- Directed by: Tariq Khan
- Written by: Nisar Akhtar
- Produced by: Suresh Bhagat
- Starring: Arshad Warsi Anita Hassanandani Rajpal Yadav
- Music by: Ravi Pawar
- Production company: Filmsland Entertainment
- Release date: 10 April 2009;
- Running time: 172 minutes
- Country: India
- Language: Hindi

= Ek Se Bure Do =

Ek Se Bure Do is a 2009 Bollywood black comedy film directed by Tarique Khan and starring Arshad Warsi, Anita Hassanandani and Rajpal Yadav. The film was shot in 2007 but released in 2009.

==Plot==
Tito (Arshad Warsi) and Tony (Rajpal Yadav) are two conmen who run into and fall in love with two sisters, Payal (Anita Hassanandani) and Gehna (Tusha). The girls have run away from their home and uncle, Vikramaditya (Govind Namdeo). Meanwhile, small-time don Jagat Dada (also played by Govind Namdeo) enlists the help of Tito-Tony to steal a treasure map from a police station. Tito-Tony accomplishes the task but, instead of giving Jagat the real map, they hand him a fake copy forged by Mamu (Razak Khan), So, while Jagat and his men so, in a futile search for the treasure, Tito-Tony go after the real one, which is in Vikramaditya's house. Soon, Jagat realizes that he has been conned and also becomes aware that he looks like Vikramaditya. Since Vikramaditya is away from home, Jagat Dada goes into his house pretending to be Vikramaditya. The chase for the fortune begins in earnest and after the mandatory mix-ups; the police come and arrest Jagat Dada and his men.

==Cast==
- Arshad Warsi as Tito
- Anita Hassanandani as Payal
- Rajpal Yadav as Tony
- Tusha as Gehna
- Govind Namdeo as Vikramaditya / Jagat Dada
- Lankesh Bhardwaj as Deva
- Yashpal Sharma
- Jagdeep

== Soundtrack ==

| No. | Title | Singer(s) | Length |
|---|---|---|---|
| 1. | "Ishq Ki Zaat" | Daler Mehndi, Kalpana Patowary |  |
| 2. | "Aaisa Pehli Bar" | Sunidhi Chauhan, Suzanne D'Mello |  |
| 3. | "Jaana Jaana" | Harshdeep Kaur, Hema Sardesai, Shaan |  |
| 4. | "Ek Se Bure Do" | Sonu Nigam, Vinod Rathod |  |
| 5. | "Meri Har Ada Ke Charche" | Sonu Kakkar |  |

== Reception ==
The film received negative reviews.
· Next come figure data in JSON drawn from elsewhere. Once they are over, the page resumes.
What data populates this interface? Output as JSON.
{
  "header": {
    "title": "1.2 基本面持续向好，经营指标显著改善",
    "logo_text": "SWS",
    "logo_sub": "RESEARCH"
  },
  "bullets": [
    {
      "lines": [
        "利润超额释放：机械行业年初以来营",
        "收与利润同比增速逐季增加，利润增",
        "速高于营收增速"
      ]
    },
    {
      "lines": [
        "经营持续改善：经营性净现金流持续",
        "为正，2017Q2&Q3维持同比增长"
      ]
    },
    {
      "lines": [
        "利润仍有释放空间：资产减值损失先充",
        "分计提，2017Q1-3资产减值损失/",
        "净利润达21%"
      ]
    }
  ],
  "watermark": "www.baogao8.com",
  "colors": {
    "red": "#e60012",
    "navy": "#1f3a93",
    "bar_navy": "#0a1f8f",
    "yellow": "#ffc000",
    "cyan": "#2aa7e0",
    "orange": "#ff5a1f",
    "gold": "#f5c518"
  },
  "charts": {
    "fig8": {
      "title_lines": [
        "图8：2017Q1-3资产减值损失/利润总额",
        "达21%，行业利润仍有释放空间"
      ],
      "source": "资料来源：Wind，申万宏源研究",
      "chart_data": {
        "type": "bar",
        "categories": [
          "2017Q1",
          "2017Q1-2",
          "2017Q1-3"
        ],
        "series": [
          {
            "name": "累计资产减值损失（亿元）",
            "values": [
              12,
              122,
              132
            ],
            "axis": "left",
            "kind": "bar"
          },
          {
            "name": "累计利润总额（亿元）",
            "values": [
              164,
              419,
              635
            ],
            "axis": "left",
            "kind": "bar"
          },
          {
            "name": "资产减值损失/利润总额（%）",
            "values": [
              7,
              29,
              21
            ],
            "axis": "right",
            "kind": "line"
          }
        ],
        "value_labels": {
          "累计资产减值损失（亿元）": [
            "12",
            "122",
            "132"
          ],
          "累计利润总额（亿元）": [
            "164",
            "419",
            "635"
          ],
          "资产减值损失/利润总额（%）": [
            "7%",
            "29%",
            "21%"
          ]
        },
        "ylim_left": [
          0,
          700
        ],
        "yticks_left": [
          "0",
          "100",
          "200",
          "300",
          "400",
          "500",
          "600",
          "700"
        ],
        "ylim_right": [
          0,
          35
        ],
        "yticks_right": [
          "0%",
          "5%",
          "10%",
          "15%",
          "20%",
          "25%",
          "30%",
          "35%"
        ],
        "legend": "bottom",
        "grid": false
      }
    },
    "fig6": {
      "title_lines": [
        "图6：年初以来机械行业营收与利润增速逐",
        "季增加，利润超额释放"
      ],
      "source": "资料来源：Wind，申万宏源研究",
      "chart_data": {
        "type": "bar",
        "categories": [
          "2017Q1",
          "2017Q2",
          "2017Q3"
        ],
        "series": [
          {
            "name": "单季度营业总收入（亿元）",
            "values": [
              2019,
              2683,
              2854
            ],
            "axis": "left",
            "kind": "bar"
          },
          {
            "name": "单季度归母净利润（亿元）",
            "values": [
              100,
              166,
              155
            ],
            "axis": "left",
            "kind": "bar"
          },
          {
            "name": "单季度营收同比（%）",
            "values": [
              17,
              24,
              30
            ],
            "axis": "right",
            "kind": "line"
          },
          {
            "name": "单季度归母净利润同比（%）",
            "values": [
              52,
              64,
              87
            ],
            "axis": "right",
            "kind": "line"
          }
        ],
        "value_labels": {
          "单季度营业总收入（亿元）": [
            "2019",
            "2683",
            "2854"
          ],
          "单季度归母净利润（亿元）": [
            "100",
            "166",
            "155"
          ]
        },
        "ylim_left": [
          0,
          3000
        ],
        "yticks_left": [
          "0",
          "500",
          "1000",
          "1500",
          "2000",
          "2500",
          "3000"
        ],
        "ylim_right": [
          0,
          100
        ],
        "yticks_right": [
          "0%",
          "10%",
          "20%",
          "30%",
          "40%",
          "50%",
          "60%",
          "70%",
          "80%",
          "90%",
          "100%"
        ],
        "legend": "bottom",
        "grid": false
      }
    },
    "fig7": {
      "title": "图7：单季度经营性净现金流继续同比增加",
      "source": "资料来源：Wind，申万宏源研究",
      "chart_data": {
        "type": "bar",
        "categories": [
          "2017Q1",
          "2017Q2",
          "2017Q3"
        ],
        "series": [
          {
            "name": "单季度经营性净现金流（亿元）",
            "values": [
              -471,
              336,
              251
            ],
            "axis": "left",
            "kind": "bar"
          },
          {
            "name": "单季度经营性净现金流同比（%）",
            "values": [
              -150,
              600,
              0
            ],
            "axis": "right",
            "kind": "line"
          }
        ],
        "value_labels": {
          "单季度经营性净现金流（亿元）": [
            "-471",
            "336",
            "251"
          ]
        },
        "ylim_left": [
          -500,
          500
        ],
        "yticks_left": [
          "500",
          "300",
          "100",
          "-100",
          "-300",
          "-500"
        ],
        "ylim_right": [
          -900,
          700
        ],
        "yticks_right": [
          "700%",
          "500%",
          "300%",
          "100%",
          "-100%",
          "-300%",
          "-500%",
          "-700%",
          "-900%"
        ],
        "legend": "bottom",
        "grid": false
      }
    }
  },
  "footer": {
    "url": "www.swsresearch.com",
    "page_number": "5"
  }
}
The Hindustan Times gave it a rating of 0, saying "this is a movie that sends you home somewhat worried — about your own well-being and that of Hindi cinema", while The Indian Express found the film difficult to sit through and watch. Bollywood Hungama gave the film two and a half out of five, calling it "a classic example of been there, seen that, moved on. There has been a barrage of nonsensical comedies. Now add one more name to the list."